Isabel se sentaba cerca, con una manta sobre las piernas, y les hablaba a los dos.

A veces hablaba de Nico.

Otras veces no.

Aprendimos que el duelo no se cura con frases bonitas.

Se camina.

Un día pesa más.

Otro día deja respirar.

Y algunos días, sin saber por qué, vuelve a doler como el primero.

Pero Isabel ya no estaba sola cuando eso ocurría.

Ese verano, la finca organizó una jornada pequeña para reunir comida y mantas para los animales.

Nada grande.

Unas mesas, café, bizcochos caseros, niños del barrio dando zanahorias a los caballos bajo supervisión, gente mayor sentada a la sombra.

Isabel no quería ir.

—No puedo ver niños —me confesó por teléfono—. No todavía.

—Entonces no vayas por los niños —le dije—. Ve por Capitán.

Se quedó callada.

—Y por Nico —añadí.

Llegó tarde.

Vestida de azul oscuro, con el pelo recogido y una caja pequeña entre las manos.

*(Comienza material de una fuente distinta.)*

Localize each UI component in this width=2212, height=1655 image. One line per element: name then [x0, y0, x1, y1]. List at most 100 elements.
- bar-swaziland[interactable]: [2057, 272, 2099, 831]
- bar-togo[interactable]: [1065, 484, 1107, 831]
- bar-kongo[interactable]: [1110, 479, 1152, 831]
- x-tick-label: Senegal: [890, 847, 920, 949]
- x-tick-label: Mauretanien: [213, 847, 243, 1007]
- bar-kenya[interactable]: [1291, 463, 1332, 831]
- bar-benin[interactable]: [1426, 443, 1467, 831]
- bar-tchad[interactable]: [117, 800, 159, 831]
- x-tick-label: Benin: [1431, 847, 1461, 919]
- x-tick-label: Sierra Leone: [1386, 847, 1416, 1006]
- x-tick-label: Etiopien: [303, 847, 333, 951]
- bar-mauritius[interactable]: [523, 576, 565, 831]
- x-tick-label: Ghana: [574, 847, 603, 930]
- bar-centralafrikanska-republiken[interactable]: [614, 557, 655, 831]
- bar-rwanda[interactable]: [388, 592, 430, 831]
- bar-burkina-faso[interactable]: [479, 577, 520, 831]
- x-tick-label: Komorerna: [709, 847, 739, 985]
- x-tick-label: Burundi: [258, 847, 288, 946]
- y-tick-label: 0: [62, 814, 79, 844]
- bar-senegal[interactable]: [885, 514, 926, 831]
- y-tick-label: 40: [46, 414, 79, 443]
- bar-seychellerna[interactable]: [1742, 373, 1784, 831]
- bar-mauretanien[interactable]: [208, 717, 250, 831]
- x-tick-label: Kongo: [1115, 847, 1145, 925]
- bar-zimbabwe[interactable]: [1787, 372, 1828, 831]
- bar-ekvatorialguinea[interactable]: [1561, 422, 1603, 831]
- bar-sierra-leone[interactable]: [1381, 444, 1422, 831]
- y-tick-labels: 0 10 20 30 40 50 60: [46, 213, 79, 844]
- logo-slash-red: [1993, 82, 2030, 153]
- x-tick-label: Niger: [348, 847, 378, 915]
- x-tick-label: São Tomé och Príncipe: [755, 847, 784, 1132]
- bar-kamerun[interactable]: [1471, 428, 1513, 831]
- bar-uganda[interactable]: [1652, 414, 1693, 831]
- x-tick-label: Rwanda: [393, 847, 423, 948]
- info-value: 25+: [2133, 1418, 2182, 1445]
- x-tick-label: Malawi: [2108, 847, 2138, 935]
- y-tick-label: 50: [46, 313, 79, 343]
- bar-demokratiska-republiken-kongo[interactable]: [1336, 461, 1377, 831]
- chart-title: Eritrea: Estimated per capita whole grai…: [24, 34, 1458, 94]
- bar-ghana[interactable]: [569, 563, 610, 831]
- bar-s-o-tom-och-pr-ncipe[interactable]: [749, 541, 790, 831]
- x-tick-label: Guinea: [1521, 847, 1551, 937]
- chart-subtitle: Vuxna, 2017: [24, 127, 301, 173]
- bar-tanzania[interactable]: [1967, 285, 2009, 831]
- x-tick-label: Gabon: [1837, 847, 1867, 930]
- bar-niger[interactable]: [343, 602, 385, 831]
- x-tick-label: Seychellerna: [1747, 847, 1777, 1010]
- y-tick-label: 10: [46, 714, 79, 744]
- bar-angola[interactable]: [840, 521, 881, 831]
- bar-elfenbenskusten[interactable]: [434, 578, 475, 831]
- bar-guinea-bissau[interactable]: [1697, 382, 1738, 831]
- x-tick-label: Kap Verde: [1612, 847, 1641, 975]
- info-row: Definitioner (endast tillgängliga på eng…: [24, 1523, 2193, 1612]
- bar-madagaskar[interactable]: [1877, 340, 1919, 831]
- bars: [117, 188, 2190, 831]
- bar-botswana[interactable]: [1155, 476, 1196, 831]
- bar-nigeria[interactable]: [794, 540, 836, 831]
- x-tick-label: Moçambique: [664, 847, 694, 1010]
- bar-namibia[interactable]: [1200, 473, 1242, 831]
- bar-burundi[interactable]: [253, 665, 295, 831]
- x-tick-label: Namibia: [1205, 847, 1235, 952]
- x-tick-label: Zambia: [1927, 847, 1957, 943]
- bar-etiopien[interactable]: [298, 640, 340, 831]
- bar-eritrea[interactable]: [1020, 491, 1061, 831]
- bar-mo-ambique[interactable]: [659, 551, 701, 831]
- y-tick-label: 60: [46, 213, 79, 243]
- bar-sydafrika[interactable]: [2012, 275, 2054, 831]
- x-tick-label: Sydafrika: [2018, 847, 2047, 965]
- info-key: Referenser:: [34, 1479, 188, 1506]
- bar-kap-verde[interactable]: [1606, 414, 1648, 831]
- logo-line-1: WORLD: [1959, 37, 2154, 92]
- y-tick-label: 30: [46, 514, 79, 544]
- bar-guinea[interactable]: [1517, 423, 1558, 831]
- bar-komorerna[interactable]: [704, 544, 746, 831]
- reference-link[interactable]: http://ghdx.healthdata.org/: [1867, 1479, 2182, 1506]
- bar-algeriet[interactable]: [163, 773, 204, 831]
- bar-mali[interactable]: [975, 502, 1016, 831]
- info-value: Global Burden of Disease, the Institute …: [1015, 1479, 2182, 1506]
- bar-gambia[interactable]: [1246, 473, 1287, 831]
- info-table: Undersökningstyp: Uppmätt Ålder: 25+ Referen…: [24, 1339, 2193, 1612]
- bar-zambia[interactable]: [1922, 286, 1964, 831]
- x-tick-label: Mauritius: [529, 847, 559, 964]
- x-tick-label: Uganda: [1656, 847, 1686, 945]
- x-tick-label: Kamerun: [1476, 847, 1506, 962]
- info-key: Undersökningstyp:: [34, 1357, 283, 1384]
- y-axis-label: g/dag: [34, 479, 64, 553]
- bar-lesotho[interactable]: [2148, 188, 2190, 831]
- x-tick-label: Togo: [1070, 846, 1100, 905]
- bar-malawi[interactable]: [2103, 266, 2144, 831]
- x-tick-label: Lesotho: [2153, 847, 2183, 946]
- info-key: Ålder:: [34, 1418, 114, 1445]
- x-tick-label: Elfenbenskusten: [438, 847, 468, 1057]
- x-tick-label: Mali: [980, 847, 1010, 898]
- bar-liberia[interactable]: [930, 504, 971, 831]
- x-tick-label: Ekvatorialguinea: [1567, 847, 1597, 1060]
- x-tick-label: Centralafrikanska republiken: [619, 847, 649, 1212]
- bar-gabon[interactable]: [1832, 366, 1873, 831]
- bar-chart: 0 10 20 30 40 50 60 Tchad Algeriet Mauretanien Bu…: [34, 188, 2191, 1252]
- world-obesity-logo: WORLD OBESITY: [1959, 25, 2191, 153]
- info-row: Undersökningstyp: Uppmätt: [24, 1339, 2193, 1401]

Cuando la vi entrar por la verja, sentí un nudo en la garganta.

Capitán la vio también.

Y como si supiera que aquel día era importante, caminó hacia ella más erguido que nunca.

Isabel abrió la caja.

Dentro estaba el cartón original.

El de las letras azules.

Besos de caballo – 50 céntimos.

También estaba la frase pequeña de Nico.

Un poco borrosa ya, pero todavía legible.

La colgamos en una pared de madera, dentro del cobertizo, protegida con un marco sencillo.

Nadie aplaudió.

No hacía falta.

Todos nos quedamos mirando aquellas palabras.

Algunos niños preguntaron qué significaban.

Sus padres les respondieron bajito.

Uno de ellos, una niña con trenzas, se acercó a Isabel con una moneda de cincuenta céntimos.

—¿Todavía se pueden comprar besos de caballo? —preguntó.

Isabel se quedó sin aire.

Pensé que iba a romperse.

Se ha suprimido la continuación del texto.